After reviewing recent backup data, we have become aware that on January 9, 2016, masked by a period of peak activity, there was a security breach on the web server that hosts VaultWiki.org for a period of about 40 minutes.
If You Read Nothing Else
It is possible that the attacker has obtained email addresses of anyone who sent email messages to vaultwiki.org since January 2010 or who was a member of the vaultwiki.org web site since March 2008.If you ever submitted a "Ticket Support", "Install", "Upgrade", or "Import" service, the attacker may have obtained the following information:
- FTP server address and login information as of the ticket date
- Forum address and admin login information as of the ticket date
If you think you may have submitted non-temporary or currently-valid login information, we STRONGLY urge you to update your FTP and forum admin passwords immediately.
Please take any other steps you deem necessary to protect yourself.
Details
We have mounted an investigation, and we have already identified and closed the vulnerability that the perpetrator used to enter our system. We are also taking further steps this week to improve the security of our systems should any other currently unknown vulnerability be exploited in the future.Our logs for the minutes when the intruder was present suggest only that he (or she) was attempting to gain root privileges, and that it is unlikely that any significant amount of data was stolen, if any. However, you should still take steps to protect yourself.
The intruder certainly did have the opportunity to access the following data:
- Contact emails to our support staff. This includes email copies of Private Messages submitted to staff on our web site. This potentially includes every email message going back over 5 years. Some of those messages, dating back to March 2011, are known to contain sensitive login information.

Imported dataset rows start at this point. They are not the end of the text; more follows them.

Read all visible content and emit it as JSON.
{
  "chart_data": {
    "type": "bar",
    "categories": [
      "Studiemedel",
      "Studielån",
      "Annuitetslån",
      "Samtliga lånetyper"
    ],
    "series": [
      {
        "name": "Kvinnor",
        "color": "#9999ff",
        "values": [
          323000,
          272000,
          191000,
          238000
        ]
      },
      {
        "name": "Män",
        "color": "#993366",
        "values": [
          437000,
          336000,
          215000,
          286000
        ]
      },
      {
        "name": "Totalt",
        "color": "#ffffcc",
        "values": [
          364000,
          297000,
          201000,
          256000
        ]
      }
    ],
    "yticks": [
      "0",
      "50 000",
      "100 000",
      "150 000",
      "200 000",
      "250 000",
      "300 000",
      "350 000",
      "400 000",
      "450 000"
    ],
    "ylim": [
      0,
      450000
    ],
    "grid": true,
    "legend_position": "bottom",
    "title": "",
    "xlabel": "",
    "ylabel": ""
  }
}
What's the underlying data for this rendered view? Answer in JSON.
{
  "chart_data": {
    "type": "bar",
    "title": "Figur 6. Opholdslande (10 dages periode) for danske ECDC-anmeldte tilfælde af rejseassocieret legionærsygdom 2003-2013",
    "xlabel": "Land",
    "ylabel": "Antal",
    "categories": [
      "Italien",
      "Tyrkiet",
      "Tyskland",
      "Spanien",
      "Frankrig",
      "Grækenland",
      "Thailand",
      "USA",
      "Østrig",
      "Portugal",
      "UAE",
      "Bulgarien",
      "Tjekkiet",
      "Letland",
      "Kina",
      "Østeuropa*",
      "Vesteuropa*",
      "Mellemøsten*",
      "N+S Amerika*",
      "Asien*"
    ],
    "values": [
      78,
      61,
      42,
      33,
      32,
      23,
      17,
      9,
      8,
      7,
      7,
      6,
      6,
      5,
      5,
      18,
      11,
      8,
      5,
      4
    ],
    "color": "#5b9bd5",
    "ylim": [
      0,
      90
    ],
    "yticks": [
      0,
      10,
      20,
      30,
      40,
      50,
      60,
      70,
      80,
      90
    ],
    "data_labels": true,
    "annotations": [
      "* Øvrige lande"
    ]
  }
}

- By using PHP to read and/or download it, the web site's database and daily database backups. Including the backups, this includes Support Tickets submitted on our web site as far back as December 2014.
How We Were Hacked
The attacker found our web site with a Google.com search for the vBSEO footer copyright. After obtaining a login, the attacker exploited a known remote code execution vulnerability in vBSEO. Unfortunately, since vBSEO has been defunct for a number of years, it was never patched by the developer Crawlability, Inc., and for whatever reason, we did not receive a notification when vBulletin Solutions made the goodwill gesture to notify their own clients of the issue. Thus, we remained vulnerable, and the attacker was able to upload a number of foreign PHP scripts onto our server on January 9. The attacker was tidy and did not cause a scene. It appears that he simply uploaded a few PHP scripts, then attempted to escalate privileges beyond the PHP user. When this failed, the attacker left.Steps We Have Taken
- We have cleaned all suspicious PHP scripts from our server and our server backups.
- We have run system-wide scans, and are virus free.
- In defense of unknown vBSEO vulnerabilities, we have completely removed vBSEO from VaultWiki.org.
- To protect individual accounts and licensing, we have reset all VaultWiki.org user passwords. You will need to use the password recovery form in order to login again: https://www.vaultwiki.org/login.php?do=lostpw
- We have taken care to re-evaluate and tweak the PHP user's permissions to prevent similar attacks while maintaining functionality.
- We are currently working on a new ticket system design that does not store any credentials in the database and where the PHP user cannot read any credentials after they have been submitted. We hope to have it operational by week's end.
- We have notified our agents, should they advise a legal course against the perpetrator.
At this point in time, we believe that VaultWiki.org is now secure and that business can proceed normally. We certainly regret this has happened and consider that this situation as a violation of the trust between us and our customers. We hope that we can rebuild that trust in the coming weeks and months.